Ainsi La Nuit de décembre avait répondu au Journal de George. Dans la nouvelle Lélia, George répondit à la Nuit. Que fit alors Musset ? Donna-t-il à entendre que l'on se méprenait, ainsi que l'eût voulu la thèse de son frère ? Mais point du tout. Les juges du camp purent voir, au contraire, que le duel continuait, car l'auteur de la Nuit répliquait à son tour dans l'Histoire d'un merle blanc par les dix lignes d'épigrammes dures et blessantes dont l'intention fut admise par tous : « Aucun effort ne coûtait à son esprit, aucun tour de force à sa pudeur ; il ne lui arrivait jamais de rayer une ligne, ni de faire un plan avant de se mettre à l'œuvre. C'était le type de la merlette lettrée… »

En voilà assez non seulement pour fixer l'attribution du poème contesté mais pour établir la constance de l'obsession et des rancunes : nul point d'honneur de famille ou de clan n'en saurait détruire le fait ; à quoi bon d'ailleurs, pourquoi faire ? Le pardon théorique fut certes très sincère, mais, homme ou femme, on oublie peu, surtout son mal. Haeret et angit, dit Lucrèce 10.

IV

Certains amis de madame Sand qu'il serait légitime d'appeler politiques, puisqu'ils défendaient en elle la muse de la Révolution et du Romantisme, ont cru pouvoir tirer de la Correspondance publiée par M. Decori je ne sais quel argument contraire à ma version des fautes de George. Ils ont mal lu nos textes. Une phrase (page 161 de la Correspondance) dont ils ont prétendu arguer, comme d'une nouveauté inédite, se trouvait citée en toutes lettres par moi 11. Cela démontrerait leur légèreté passionnée si, dès l'apparition des Amants, la preuve n'en eût été faite, imprimée toute vive par un de leurs agents.

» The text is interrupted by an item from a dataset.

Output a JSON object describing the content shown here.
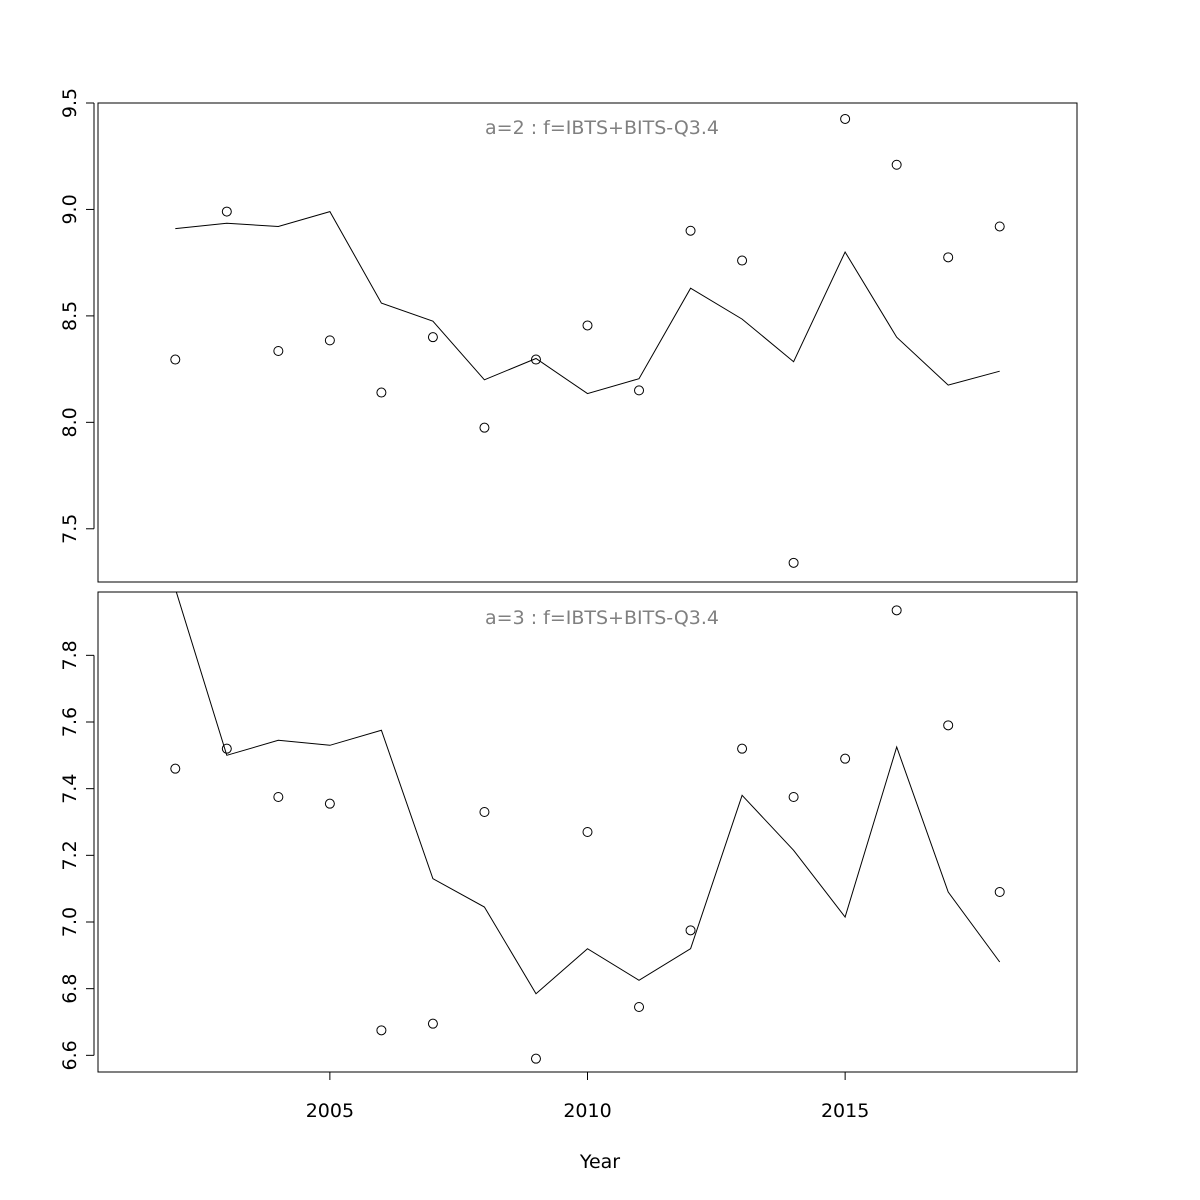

Ce sandiste intéressé avait mandat de me convaincre de fantaisie. Mais les seules articulations qu'il ait consenti à préciser furent malheureuses. Il n'est pas inutile de les citer. Elles aideront à comprendre quels semblants et quels simulacres usurpent le nom de critique littéraire sous le règne d'une prétendue liberté d'esprit asservie à des intérêts.

La première objection distincte qui fut faite porte sur le petit problème de la signification des mots En Morée. On n'a peut-être pas oublié que, tout en haut de la feuille sur laquelle madame Sand écrivait la fameuse déclaration à Pagello, sont inscrits, comme un titre, ces deux mots qui ne présentent aucun rapport avec le sujet. J'avais écrit :

Pourquoi « En Morée » ? La Morée a été possession vénitienne. Est-ce une allusion à quelque anecdote de Pagello ? Avait-on projeté un voyage en Morée ou ne s'agissait-il que de la Morée de Byron, et cela voulait-il signifier l'embarquement pour un amour sauvage, violent et primitif comme on en prêtait aux populations de la Grèce moderne ? Serait-ce encore un anagramme d'En Amore ? Ou faut-il lire Enamorée ? »

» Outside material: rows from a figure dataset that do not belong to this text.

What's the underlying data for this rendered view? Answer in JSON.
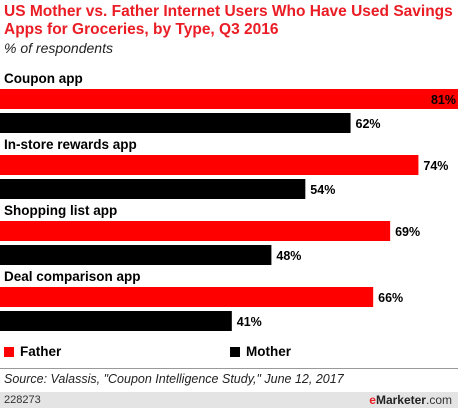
{
  "title": "US Mother vs. Father Internet Users Who Have Used Savings Apps for Groceries, by Type, Q3 2016",
  "subtitle": "% of respondents",
  "source": "Source: Valassis, \"Coupon Intelligence Study,\" June 12, 2017",
  "footer": {
    "id": "228273",
    "brand_e": "e",
    "brand_rest": "Marketer",
    "brand_suffix": ".com"
  },
  "colors": {
    "father": "#ff0000",
    "mother": "#000000"
  },
  "chart_data": {
    "type": "bar",
    "orientation": "horizontal",
    "categories": [
      "Coupon app",
      "In-store rewards app",
      "Shopping list app",
      "Deal comparison app"
    ],
    "series": [
      {
        "name": "Father",
        "values": [
          81,
          74,
          69,
          66
        ],
        "labels": [
          "81%",
          "74%",
          "69%",
          "66%"
        ]
      },
      {
        "name": "Mother",
        "values": [
          62,
          54,
          48,
          41
        ],
        "labels": [
          "62%",
          "54%",
          "48%",
          "41%"
        ]
      }
    ],
    "xlim": [
      0,
      81
    ],
    "legend": "bottom"
  }
}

Sur quoi, mon critique se mit à sautiller comme un jeune animal : « Voilà-t-il pas de merveilleuses conjectures? M. Maurras les exprime seulement parce que cela lui plaît. »

Mais non. Je les ai recueillies par déférence pour l'opinion des critiques italiens et français qui ont traité le sujet. De ces diverses conjectures, la première appartient à M. Raphaël Barbiera, la seconde au docteur Cabanès et la troisième à M. Félix Franck. Or il en reste une quatrième que mon critique appelle « une réflexion de bon sens qui vaut mieux que tout ». La voici :

Il sera plus simple de croire que les deux mots étaient déjà inscrits en tête de la feuille quand George la saisit pour y consigner ses aveux.

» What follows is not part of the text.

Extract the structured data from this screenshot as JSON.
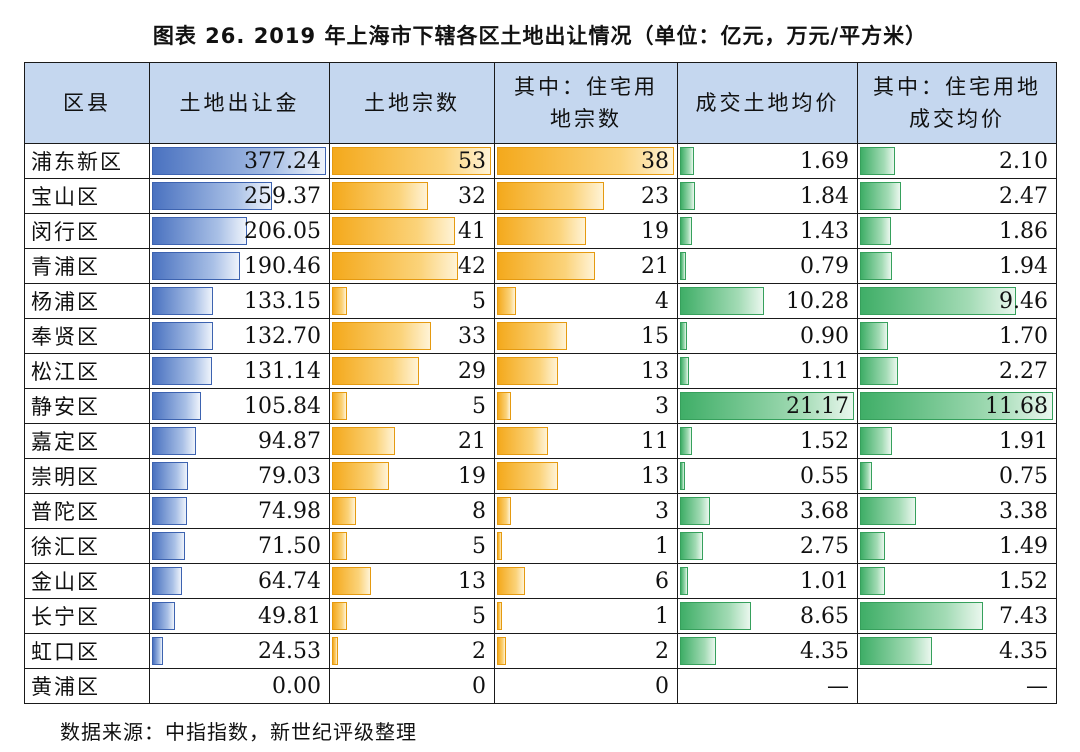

« C'est tout à fait mon avis », note le critique d'un air capable. La vérité m'oblige à déclarer en rougissant que si cette explication naturelle est la bonne, personne ne s'en était avisé avant moi.

Le même pauvre esprit, cherchant à prouver que je forme des inductions gratuites, se jette sur la première page venue ; il tombe ainsi sur une hypothèse que j'avais tirée de remarques de Mme Louise Colet. Naturellement, j'avais transcrit les remarques de cette dame au milieu du passage 12 que mon critique feint de citer. On les voit donc en toutes lettres dans mon livre. On les cherchera inutilement dans l'extrait qu'il en a fait. Elles l'embarrassaient, il les a remplacées par des points. La base de l'observation se trouvant ainsi retirée, celle-ci apparaît naturellement sans appui et la soustraction frauduleuse permet de déclamer sur mon arbitraire, mon parti pris et mes passions funestes, car pourquoi se gêner ? Ces insanités sont frivoles. Elles ont l'avantage d'affermir le sens du livre qu'on veut ébranler. Un ennemi qui dit des riens est celui qui n'a rien à dire, et il fait présager pour l'écrivain de bonne foi que le temps qui s'écoule fortifiera son édifice au lieu de le ronger.

V

Au précieux encouragement indirect de cette espérance est venu s'ajouter le sentiment de quelques maîtres dans l'art de penser et d'écrire, que je tiens à remercier.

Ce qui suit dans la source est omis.